No passado já foi mais simples definirmos os parâmetros ou os indicadores de um regime democrático. Hoje está tudo muito confuso. O último ranking do Varieties of Democracy (V-Dem), formado por cientistas políticos da Universidade Gotemburgo, na Suíça, por exemplo, enaltece o fato de termos salvo as nossas instituições democráticas em 2022, com mais uma eleição do presidente Luiz Inácio Lula da Silva. Isso ocorreu logo após mais uma daquelas investidas autoritárias capitaneadas por forças bem conhecidas nossas, o que não deixa de ser algo alvissareiro. Evitamos o pior, é verdade, mas não saímos do lodaçal institucional que foi criado, que c0nta com apoio hoje até de forças internacionais. Ou seja, o fermento autocrático continua ativo no país, se manifestando ora através de parlamentares eleitos; ora através de governadores de direita; ora na saúde debilidade do aparelho de Estado; ora nas ruas, onde essas forças contam com uma massa de apoiadores, que pretendem mobilizar por ocasião da comemoração do 7 de setembro, conforme se já se especula.
À medida em que se aproxima os dias de ajustes de contas dos obscurantistas com as forças legítimas de nossa democracia, os golpistas parecem mais firmes na convicção de acionarem os dispositivos que possam lhes assegurar a impunidade. PL da Anistia; mudanças de foro - porque golpistas e corruptos selaram uma aliança -; articulação internacional contra as nossas autoridades. É neste aspecto que se torna tão difícil, de fato, aferir a saúde de um regime democrático, tomando apenas como exemplo o nosso caso. Para variar, a nossa experiência democrática é sui generis, forjada numa indiferença entre o público e o privado, sob o signo do trabalho escravo, onde 0 reconhecimento dos direitos do outro ainda se constitui numa luta contínua.

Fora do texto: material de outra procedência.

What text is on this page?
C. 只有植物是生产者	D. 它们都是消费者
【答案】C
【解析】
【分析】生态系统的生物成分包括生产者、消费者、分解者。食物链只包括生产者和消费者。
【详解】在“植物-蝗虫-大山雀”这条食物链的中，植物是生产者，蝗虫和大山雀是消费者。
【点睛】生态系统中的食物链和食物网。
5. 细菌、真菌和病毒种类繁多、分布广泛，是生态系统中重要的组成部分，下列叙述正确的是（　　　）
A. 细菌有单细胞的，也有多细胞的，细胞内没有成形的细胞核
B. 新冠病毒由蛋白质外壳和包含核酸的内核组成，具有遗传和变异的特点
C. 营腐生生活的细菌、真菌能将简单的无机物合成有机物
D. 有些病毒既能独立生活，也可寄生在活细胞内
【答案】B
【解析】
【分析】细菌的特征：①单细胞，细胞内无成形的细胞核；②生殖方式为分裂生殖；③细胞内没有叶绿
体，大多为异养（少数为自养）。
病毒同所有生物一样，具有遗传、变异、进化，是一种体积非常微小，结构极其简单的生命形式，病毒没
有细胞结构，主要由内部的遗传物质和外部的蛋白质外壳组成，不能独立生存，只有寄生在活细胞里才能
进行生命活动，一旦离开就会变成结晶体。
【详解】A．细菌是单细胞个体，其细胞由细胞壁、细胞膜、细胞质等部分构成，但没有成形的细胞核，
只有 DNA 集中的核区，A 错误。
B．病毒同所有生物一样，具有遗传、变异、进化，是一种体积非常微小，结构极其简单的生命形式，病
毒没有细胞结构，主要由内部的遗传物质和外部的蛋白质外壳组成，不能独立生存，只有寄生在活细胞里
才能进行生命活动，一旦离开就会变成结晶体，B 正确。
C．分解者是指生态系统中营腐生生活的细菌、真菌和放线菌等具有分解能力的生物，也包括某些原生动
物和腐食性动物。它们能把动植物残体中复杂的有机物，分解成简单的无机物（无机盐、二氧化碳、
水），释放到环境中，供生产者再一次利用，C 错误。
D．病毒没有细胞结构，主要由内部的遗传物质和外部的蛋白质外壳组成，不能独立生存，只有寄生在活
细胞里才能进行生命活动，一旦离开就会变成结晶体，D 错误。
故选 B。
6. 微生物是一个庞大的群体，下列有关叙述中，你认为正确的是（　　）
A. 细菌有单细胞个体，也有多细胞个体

Lá atrás, quando adentrávamos os bancos escolares para estudar Ciência Política, sempre nos chamou muita a atenção uma expressão do historiador da filosofia francês, Claude Lefort, onde ele afirmava que uma democracia que não se amplia tende a morrer de inanição. Por inúmeras razões, entre as quais o hiato entre democracia política e democracia substantiva, sempre tivemos sérios problemas em consolidar um regime inviolável, de plena democracia, capaz de sobreviver às placas tectônicas autoritárias. Nunca passamos de quatro mandatos presidenciais de quatro anos sem um novo solavanco. Há quem afirme que se chegarmos ao quinto mandato, as tentativas autoritárias serão suprimidas. Dada à nossa especificidade, temos aqui as nossas dúvidas.